SANITÀ: NUOVI SERVIZI, NUOVI PRIMARI, ORGANIZZAZIONE PIÙ SNELLA IN UN QUADRO DI SOSTENIBILITÀ? LA CGIL NON È D’ACCORDO

Il sindacato ribatte: «Aspettative frustrate nei tempi di attesa e nella possibilità di accedere alle stesse strutture ospedaliere». «È il lavoro stressante degli operatori che fa stare in piedi l’azienda». Una tipologia di relazioni sindacali quanto meno bizzarra
Il San Jacopo
Il San Jacopo

PISTOIA. Medici e paramedici della Cgil-Funzione Pubblica di Pistoia contestano le affermazioni della Direzione dell’Asl 3. Ecco il testo della presa di posizione:

Facendo riferimento alla nota prodotta dalla Direzione della Asl 3 di Pistoia e pubblicata dalla stampa locale nei giorni 29 e 30 gennaio scorsi, la Funzione Pubblica Cgil Sanità – comprensiva delle rappresentanze del Comparto e della Dirigenza sanitaria ed amministrativa – deve dare atto delle innovazioni introdotte soprattutto in ambito ospedaliero.

Nel fare ciò le scriventi Oo.Ss. non possono, però, evitare di mettere in luce che, ancora una volta, la Direzione pone in relazione diretta l’innovazione ed il cambiamento con il miglioramento della qualità assistenziale portando a supporto solamente l’opinione personale di singoli professionisti.

In contrapposizione a quanto espresso da questi stimati e qualificati dirigenti sono pervenute e continuano a pervenire agli estensori della presente molteplici e reiterate proteste da parte di gruppi di operatori afferenti a diverse aree lavorative ed utenti le cui aspettative continuano ad essere frustrate nei tempi di attesa, nella possibilità di accedere alle stesse strutture ospedaliere presenti sul territorio in cui risiedono.

Tutto questo non ha ovviamente niente di personalistico ma è riferibile ad elementi molto concreti come la carenza degli organici, la mancata declinazione dei carichi del lavoro in funzione dei cambiamenti stessi apportati nonché della necessità di rimediare a vecchi squilibri, una carente gestione del clima interno, la mancata creazione di un pool sostituzioni di infermieri e operatori socio sanitari, i turni di lavoro sempre più pesanti, la mancanza di una reale prospettiva di crescita professionale attraverso un sistema decisionale tendenzialmente monocratico, la incongruità del modello per intensità di cure in funzione delle dimensioni della rete ospedaliera pistoiese testimoniata dal perdurare del fenomeno dei ricoveri “in appoggio” al di fuori dei setting di competenza.

Queste affermazioni che sono finalizzate a dare piena rappresentazione ai diritti dei lavoratori e dei cittadini, in piena coerenza con la storia remota e presente degli organismi sindacali scriventi, non può essere confusa da parte di nessuno con disprezzo per l’operato ed il sacrificio degli stessi lavoratori.
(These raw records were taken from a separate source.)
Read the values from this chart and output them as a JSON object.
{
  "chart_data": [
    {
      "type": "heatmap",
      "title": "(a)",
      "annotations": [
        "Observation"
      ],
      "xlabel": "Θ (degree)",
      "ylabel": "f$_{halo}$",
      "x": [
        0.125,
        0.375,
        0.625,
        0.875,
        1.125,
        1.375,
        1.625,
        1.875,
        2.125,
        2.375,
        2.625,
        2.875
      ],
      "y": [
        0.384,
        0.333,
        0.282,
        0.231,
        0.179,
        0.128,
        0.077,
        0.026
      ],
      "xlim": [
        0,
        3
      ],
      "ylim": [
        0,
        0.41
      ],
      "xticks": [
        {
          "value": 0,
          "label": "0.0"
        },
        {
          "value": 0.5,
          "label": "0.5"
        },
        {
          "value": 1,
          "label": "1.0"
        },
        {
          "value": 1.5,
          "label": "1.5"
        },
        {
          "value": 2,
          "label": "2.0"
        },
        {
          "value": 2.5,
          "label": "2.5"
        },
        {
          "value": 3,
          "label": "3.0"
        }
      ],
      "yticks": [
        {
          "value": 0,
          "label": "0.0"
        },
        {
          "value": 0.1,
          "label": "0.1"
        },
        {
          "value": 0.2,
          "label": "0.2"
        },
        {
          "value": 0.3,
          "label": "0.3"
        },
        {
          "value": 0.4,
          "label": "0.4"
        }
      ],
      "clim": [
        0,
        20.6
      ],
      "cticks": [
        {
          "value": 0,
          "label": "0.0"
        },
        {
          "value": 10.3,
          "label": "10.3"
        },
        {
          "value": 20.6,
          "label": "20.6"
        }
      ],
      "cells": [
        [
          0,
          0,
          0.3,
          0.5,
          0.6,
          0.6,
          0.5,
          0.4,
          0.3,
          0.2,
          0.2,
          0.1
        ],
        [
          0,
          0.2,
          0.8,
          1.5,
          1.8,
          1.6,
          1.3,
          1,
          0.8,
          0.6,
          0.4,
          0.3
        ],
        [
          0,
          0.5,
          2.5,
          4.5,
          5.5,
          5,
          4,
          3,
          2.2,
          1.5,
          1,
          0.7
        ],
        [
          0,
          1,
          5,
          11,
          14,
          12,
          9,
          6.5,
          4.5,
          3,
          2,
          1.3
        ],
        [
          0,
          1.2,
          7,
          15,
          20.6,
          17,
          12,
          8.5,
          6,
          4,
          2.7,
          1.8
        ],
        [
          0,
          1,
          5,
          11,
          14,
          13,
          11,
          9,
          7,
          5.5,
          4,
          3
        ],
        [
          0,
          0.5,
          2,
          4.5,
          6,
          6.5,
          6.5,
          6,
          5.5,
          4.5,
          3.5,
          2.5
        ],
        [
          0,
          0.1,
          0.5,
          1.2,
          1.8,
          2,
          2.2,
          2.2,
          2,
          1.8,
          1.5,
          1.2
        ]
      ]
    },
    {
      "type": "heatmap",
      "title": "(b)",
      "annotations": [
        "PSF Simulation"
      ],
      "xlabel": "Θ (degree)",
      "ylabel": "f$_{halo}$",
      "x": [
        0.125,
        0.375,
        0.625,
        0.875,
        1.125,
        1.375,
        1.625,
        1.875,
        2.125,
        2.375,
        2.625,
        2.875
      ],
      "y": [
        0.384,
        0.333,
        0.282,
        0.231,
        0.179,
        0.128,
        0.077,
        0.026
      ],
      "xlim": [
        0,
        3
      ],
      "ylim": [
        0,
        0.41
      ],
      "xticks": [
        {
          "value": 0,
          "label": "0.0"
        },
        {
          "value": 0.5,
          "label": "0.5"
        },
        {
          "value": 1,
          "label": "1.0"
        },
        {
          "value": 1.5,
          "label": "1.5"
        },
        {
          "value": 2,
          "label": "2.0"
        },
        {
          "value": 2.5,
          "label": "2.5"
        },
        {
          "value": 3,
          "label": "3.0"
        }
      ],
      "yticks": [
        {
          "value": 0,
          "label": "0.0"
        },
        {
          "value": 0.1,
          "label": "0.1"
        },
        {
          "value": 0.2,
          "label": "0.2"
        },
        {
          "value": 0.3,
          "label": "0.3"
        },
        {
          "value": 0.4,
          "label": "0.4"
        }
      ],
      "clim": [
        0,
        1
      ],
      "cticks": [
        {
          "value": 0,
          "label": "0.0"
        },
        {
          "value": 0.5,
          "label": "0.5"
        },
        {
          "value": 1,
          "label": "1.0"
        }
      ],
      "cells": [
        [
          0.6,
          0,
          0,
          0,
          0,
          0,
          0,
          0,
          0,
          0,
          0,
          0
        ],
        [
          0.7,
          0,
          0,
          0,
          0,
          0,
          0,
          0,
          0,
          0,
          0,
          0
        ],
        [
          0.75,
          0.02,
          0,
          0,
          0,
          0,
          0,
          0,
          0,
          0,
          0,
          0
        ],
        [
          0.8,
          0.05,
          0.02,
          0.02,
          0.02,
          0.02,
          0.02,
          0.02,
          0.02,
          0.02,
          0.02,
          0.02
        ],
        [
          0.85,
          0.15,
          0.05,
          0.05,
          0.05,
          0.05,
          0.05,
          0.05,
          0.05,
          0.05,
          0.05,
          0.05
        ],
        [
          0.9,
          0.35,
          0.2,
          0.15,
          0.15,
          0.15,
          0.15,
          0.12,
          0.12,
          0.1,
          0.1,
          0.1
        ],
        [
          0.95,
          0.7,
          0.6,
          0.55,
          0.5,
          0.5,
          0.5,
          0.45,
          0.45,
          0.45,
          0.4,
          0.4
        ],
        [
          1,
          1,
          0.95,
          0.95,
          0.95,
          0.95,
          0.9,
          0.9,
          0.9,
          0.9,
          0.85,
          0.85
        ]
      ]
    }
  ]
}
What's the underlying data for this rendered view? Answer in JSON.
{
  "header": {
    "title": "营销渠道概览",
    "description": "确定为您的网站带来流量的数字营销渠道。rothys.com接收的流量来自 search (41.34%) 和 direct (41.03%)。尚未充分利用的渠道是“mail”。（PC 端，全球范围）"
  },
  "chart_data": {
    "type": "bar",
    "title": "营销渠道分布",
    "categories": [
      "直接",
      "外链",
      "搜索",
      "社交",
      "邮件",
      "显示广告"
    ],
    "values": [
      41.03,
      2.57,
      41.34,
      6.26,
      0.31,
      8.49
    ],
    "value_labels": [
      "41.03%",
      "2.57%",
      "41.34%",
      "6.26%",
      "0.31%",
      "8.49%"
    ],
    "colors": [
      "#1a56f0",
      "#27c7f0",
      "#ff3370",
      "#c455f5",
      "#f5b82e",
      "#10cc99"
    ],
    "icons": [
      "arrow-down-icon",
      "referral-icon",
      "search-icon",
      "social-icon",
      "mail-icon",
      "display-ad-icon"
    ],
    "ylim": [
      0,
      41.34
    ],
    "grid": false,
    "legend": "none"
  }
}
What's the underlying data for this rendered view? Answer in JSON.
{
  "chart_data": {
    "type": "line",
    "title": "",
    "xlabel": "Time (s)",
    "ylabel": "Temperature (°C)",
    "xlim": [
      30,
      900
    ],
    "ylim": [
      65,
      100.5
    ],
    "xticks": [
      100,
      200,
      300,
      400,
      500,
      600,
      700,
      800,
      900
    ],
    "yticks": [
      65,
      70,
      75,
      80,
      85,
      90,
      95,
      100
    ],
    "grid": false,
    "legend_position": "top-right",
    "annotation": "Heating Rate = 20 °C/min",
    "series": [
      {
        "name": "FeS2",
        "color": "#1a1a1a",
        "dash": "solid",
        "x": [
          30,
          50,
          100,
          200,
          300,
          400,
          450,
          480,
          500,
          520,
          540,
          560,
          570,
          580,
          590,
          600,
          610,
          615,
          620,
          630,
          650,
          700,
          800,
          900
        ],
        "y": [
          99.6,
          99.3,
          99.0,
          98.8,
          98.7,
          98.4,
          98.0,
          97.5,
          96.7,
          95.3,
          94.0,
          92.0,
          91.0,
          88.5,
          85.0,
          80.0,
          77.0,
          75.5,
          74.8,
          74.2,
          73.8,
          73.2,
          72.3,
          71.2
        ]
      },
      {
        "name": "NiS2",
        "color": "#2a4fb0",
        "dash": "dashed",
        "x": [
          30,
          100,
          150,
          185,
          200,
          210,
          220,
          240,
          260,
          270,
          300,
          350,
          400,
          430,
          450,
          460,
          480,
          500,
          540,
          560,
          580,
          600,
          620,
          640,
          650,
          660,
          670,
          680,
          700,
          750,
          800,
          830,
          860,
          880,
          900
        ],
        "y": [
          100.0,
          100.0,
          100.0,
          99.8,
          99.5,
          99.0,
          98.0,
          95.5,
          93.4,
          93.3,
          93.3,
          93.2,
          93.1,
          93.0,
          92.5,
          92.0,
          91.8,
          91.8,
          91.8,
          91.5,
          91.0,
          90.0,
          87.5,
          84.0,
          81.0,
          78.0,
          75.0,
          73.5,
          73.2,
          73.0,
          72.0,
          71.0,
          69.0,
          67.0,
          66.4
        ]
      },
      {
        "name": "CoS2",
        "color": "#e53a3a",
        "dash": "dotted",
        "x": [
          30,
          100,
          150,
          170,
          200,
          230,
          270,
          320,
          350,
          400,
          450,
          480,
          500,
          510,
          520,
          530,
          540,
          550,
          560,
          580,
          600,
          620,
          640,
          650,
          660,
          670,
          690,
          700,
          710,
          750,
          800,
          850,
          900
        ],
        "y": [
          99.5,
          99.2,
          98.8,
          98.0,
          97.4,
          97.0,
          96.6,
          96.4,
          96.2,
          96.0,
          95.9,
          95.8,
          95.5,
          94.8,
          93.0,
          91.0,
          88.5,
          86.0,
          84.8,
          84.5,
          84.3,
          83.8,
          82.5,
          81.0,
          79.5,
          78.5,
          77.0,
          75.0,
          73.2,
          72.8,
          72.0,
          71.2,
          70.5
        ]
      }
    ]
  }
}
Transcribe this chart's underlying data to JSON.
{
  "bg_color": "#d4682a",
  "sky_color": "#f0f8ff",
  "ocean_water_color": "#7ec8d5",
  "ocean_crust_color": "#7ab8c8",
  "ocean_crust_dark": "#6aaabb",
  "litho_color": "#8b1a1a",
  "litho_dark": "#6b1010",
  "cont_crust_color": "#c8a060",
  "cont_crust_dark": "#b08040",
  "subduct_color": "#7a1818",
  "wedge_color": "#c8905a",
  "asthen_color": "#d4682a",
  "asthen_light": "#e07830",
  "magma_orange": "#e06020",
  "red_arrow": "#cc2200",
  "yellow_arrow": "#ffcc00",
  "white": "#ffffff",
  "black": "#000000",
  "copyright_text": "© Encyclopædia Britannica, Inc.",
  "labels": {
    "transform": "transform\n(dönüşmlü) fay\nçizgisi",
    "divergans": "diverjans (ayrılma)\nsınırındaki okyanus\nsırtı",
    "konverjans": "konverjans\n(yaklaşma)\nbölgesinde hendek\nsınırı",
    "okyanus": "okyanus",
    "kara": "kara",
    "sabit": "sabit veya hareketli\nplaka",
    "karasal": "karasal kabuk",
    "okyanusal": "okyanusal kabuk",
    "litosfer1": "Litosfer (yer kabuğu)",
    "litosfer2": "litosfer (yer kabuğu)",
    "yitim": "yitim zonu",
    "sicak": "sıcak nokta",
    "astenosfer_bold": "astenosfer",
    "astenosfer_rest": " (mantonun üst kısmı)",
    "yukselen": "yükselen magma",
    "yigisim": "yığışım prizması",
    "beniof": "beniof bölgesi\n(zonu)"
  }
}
Operato e sacrificio che al momento costituiscono l’unico elemento incontrovertibile di tenuta del sistema sanitario pubblico locale.

L'inaugurazione del San Jacopo
L’inaugurazione del San Jacopo

Sorprende, infine, che dopo mesi di richieste senza risposta relative al piano assunzioni, l’Azienda pistoiese abbia deciso di fornire le prime informazioni in merito solo a mezzo stampa, propendendo così per una tipologia di relazioni sindacali quanto meno bizzarra.

A questa sorprendente modalità di confronto si aggiungono di fatto ammissioni esplicite sulla necessità di consolidamento degli organici, della valorizzazione delle competenze e della sussistenza di problematiche sul “San Jacopo” seppure mascherate da toni ed affermazioni a tratti non particolarmente corretti.

Le scriventi Oo.Ss. si impegnano a garantire con il massimo sforzo una piena fruizione del diritto all’assistenza ed al lavoro per cittadini e lavoratori.